Attorney Carlos A. Gamiño is a productivity junkie. He knows that the more he can get done during the workday, the more he can relax once it’s over – and he’s always on the lookout for new ways to improve workflow. Here’s Carlos’ take on the now-famous Pomodoro Technique and whether it’s a good idea for lawyers to implement.
There’s an app for everything. Google Chrome even has an app that forces you to stick to the Pomodoro Technique, one of the world’s most popular time-management methods.
If you haven’t heard of the Pomodoro Technique yet, it’s actually pretty remarkable.
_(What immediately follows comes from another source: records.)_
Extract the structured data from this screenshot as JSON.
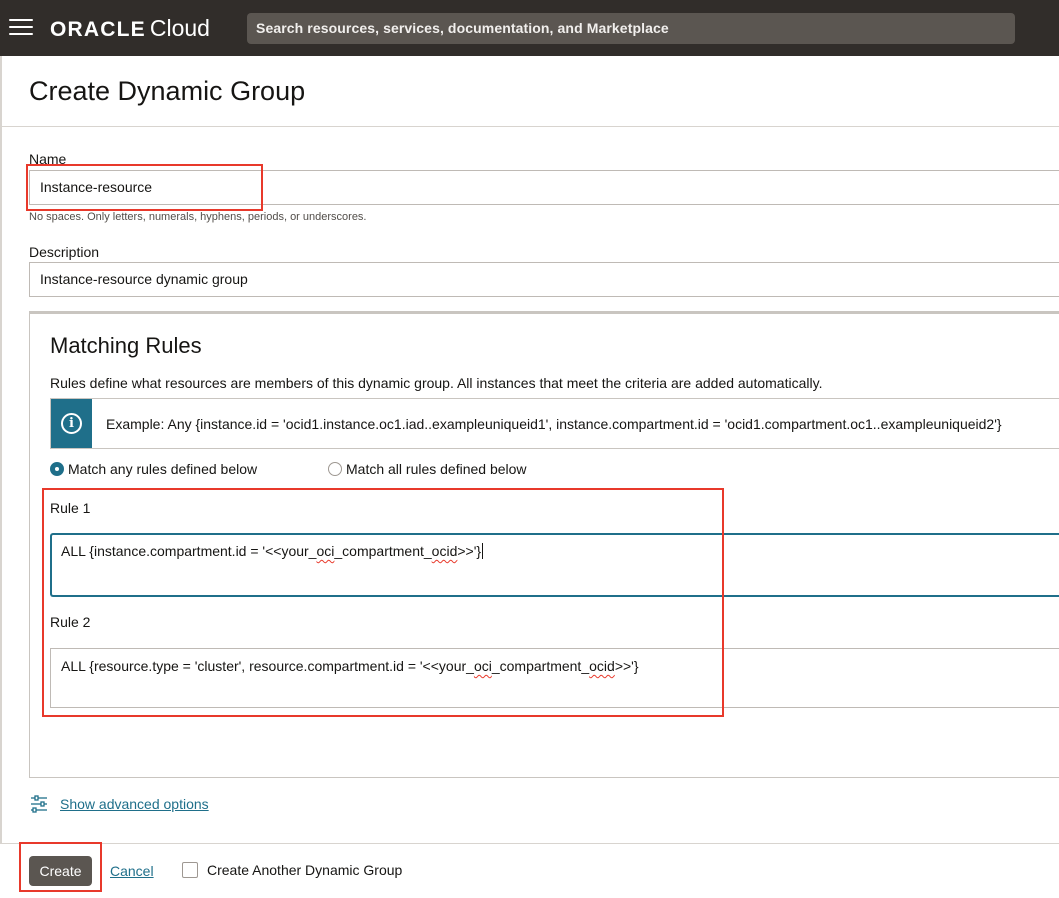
{
  "header": {
    "brand": "ORACLE",
    "brand_product": "Cloud",
    "search_placeholder": "Search resources, services, documentation, and Marketplace"
  },
  "page": {
    "title": "Create Dynamic Group"
  },
  "form": {
    "name_label": "Name",
    "name_value": "Instance-resource",
    "name_hint": "No spaces. Only letters, numerals, hyphens, periods, or underscores.",
    "description_label": "Description",
    "description_value": "Instance-resource dynamic group"
  },
  "matching_rules": {
    "title": "Matching Rules",
    "description": "Rules define what resources are members of this dynamic group. All instances that meet the criteria are added automatically.",
    "info_example": "Example: Any {instance.id = 'ocid1.instance.oc1.iad..exampleuniqueid1', instance.compartment.id = 'ocid1.compartment.oc1..exampleuniqueid2'}",
    "match_options": [
      {
        "label": "Match any rules defined below",
        "selected": true
      },
      {
        "label": "Match all rules defined below",
        "selected": false
      }
    ],
    "rules": [
      {
        "label": "Rule 1",
        "text_before": "ALL {instance.compartment.id = '<<your_",
        "text_oci": "oci",
        "text_mid": "_compartment_",
        "text_ocid": "ocid",
        "text_after": ">>'}"
      },
      {
        "label": "Rule 2",
        "text_before": "ALL {resource.type = 'cluster', resource.compartment.id = '<<your_",
        "text_oci": "oci",
        "text_mid": "_compartment_",
        "text_ocid": "ocid",
        "text_after": ">>'}"
      }
    ]
  },
  "advanced": {
    "link_label": "Show advanced options"
  },
  "footer": {
    "create_label": "Create",
    "cancel_label": "Cancel",
    "create_another_label": "Create Another Dynamic Group",
    "create_another_checked": false
  },
  "colors": {
    "topbar": "#312d2a",
    "search_bg": "#5b5651",
    "accent": "#1f6f8a",
    "highlight_box": "#e8392b",
    "primary_button": "#5b5651"
  }
}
Developed in the late 80s and named after a tomato (yes, a tomato!), it can help lawyers crank out higher-than-ever levels of work in record time. Quality work, too… not rushed, “I’ve-got-to-get-this-done,” sloppy work.
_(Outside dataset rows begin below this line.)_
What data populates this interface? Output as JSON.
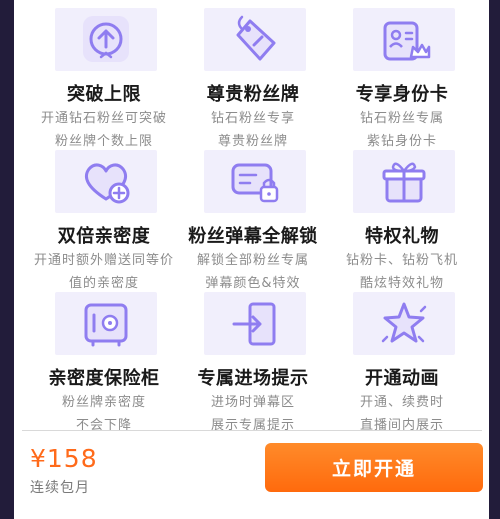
{
  "colors": {
    "accent": "#ff6a1a",
    "icon": "#8f7df0",
    "icon_bg": "#f1effc"
  },
  "perks": [
    {
      "icon": "arrow-up-icon",
      "title": "突破上限",
      "desc1": "开通钻石粉丝可突破",
      "desc2": "粉丝牌个数上限"
    },
    {
      "icon": "tag-icon",
      "title": "尊贵粉丝牌",
      "desc1": "钻石粉丝专享",
      "desc2": "尊贵粉丝牌"
    },
    {
      "icon": "id-card-icon",
      "title": "专享身份卡",
      "desc1": "钻石粉丝专属",
      "desc2": "紫钻身份卡"
    },
    {
      "icon": "heart-plus-icon",
      "title": "双倍亲密度",
      "desc1": "开通时额外赠送同等价",
      "desc2": "值的亲密度"
    },
    {
      "icon": "chat-lock-icon",
      "title": "粉丝弹幕全解锁",
      "desc1": "解锁全部粉丝专属",
      "desc2": "弹幕颜色&特效"
    },
    {
      "icon": "gift-icon",
      "title": "特权礼物",
      "desc1": "钻粉卡、钻粉飞机",
      "desc2": "酷炫特效礼物"
    },
    {
      "icon": "safe-icon",
      "title": "亲密度保险柜",
      "desc1": "粉丝牌亲密度",
      "desc2": "不会下降"
    },
    {
      "icon": "enter-door-icon",
      "title": "专属进场提示",
      "desc1": "进场时弹幕区",
      "desc2": "展示专属提示"
    },
    {
      "icon": "star-sparkle-icon",
      "title": "开通动画",
      "desc1": "开通、续费时",
      "desc2": "直播间内展示"
    }
  ],
  "footer": {
    "price": "¥158",
    "period": "连续包月",
    "button_label": "立即开通"
  }
}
What is the Pomodoro Technique?
The Pomodoro Technique is simple. You break your work down into 25-minute segments punctuated by 5-minute breaks. You don’t work on a brief until it’s done – you work until your 25 minutes are up. Then you get up, stretch, grab some coffee or do whatever else you’d like to do for 5 minutes.
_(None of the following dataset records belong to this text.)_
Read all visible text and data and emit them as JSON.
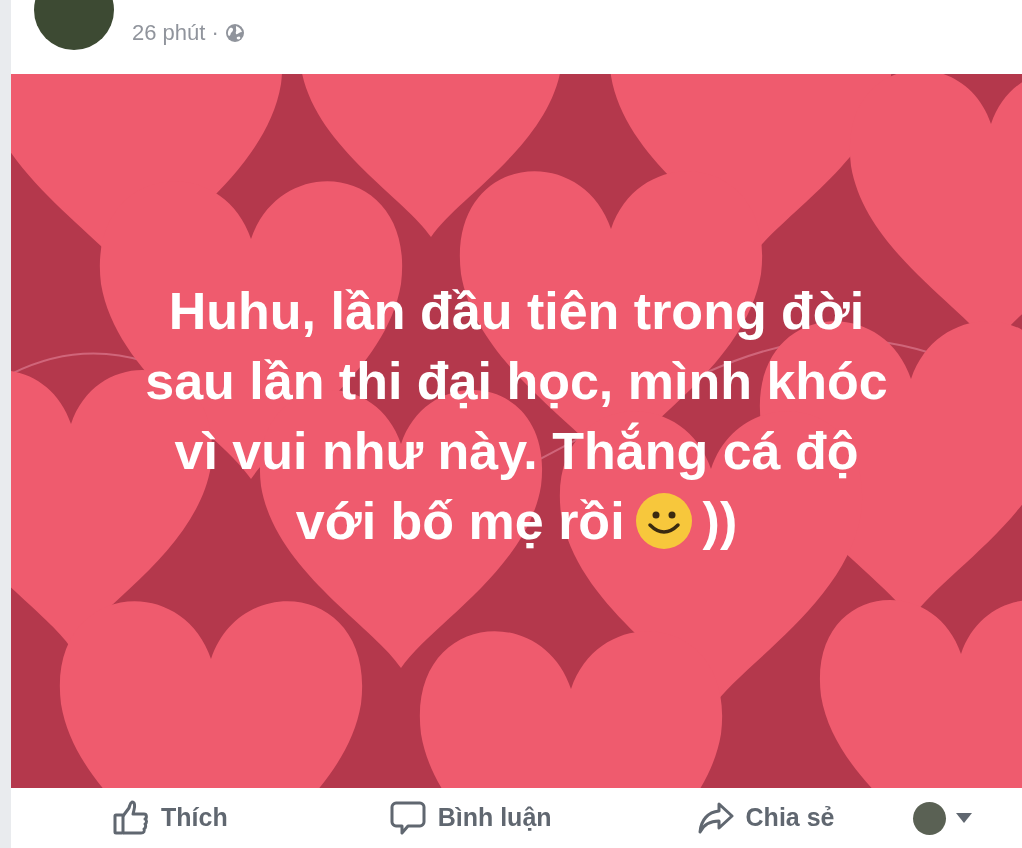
{
  "post": {
    "time": "26 phút",
    "separator": "·",
    "text_lines": [
      "Huhu, lần đầu tiên trong đời",
      "sau lần thi đại học, mình khóc",
      "vì vui như này. Thắng cá độ",
      "với bố mẹ rồi"
    ],
    "text_suffix": "))",
    "actions": [
      {
        "kind": "like",
        "label": "Thích"
      },
      {
        "kind": "comment",
        "label": "Bình luận"
      },
      {
        "kind": "share",
        "label": "Chia sẻ"
      }
    ]
  }
}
Then you start the timer again.
You repeat all of this until you’ve worked a total of 100 minutes (four segments of 25 minutes each) and then reward yourself with a 30-minute break.
Does the Pomodoro Technique Work?
If you’re motivated to try something new, give it a shot. Different things work for different lawyers, but I’ve spoken to more lawyers who give rave reviews about the Pomodoro Technique than those who don’t. Don’t commit; just try it for a day. (There’s even an app you can download if you use Google Chrome. It’s called Strict Workflow, and if you try to visit Facebook or touch any other time-waster while your timer is activated, it’ll stop you in your tracks.)
What do you use for time management? I’m always on the lookout for new ideas that we can try in our firm. I’ll be the guinea pig, of course. Let me know what works for you in the comments!